The former UT football rival opened a health center, complete with medical, nursing and pharmacy schools, in Round Rock in 2009 that emphasizes training general practice physicians and has less of a focus on research, said Hegarty. The UT school, on the other hand, is envisioned being more specialist inclined and a research powerhouse.

Dr. Philip Huang, the Austin Health and Human Services medical director, describes the increase in healthcare professionals in the area as a potential catalyst for a chain reaction of other beneficial effects, including not having to travel out of the city to receive state-of-the-art care.

“Increasing the health care resources and man power in the community is one of the biggest benefits,” Huang said. “Whether it’s in internal man power and also in brain power and even in resources, it's bringing dollars to the community.”

Why now?

The predictions of Hegarty, Shine and Huang inspire another question: Why has it taken a university that existed before the discovery of antibiotics this long to establish a medical school?

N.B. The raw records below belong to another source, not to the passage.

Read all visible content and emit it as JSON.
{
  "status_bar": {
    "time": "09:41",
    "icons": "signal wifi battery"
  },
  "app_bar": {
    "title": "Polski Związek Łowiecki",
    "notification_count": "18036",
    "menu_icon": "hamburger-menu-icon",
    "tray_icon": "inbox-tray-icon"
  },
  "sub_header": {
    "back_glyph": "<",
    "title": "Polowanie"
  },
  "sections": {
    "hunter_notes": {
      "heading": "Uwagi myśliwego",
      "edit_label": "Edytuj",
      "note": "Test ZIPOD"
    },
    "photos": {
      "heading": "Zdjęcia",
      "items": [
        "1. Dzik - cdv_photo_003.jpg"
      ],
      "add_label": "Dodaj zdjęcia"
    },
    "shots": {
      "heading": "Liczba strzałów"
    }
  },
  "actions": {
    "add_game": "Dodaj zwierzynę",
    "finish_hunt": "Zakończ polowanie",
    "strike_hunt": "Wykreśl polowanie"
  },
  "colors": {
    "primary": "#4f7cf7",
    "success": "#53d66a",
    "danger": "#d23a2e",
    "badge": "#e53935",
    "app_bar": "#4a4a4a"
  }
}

“The lack of unified vision,” Hegarty said, saying how both UT and Seton had wanted a medical school for many years but were unsure how to go about it. “There wasn’t any catalyst to get us all together on the same page and get our resources together to figure the problem out—That’s where Senator Watson and his leadership really brought us all together.”

Senator Kirk Watson, a former Austin mayor, has building a medical school at the very top of his ’10 Goals in 10 Years’ plan, a list of projects and polices that Watson’s website says is meant to “help all of us live longer, better and more prosperously by investing in our community’s health.” Watson himself could not be reached for comment.

It will be years before anyone can point out a physical medical school on campus, but Hegarty says that it will be a resource that’s worth the wait.

“The University of Texas at Austin and our partners in this are excited and deeply committed to bringing all of this, medical school, medical research facilities and the teaching hospital to central Texas because it’s good for everybody,” Hegarty said.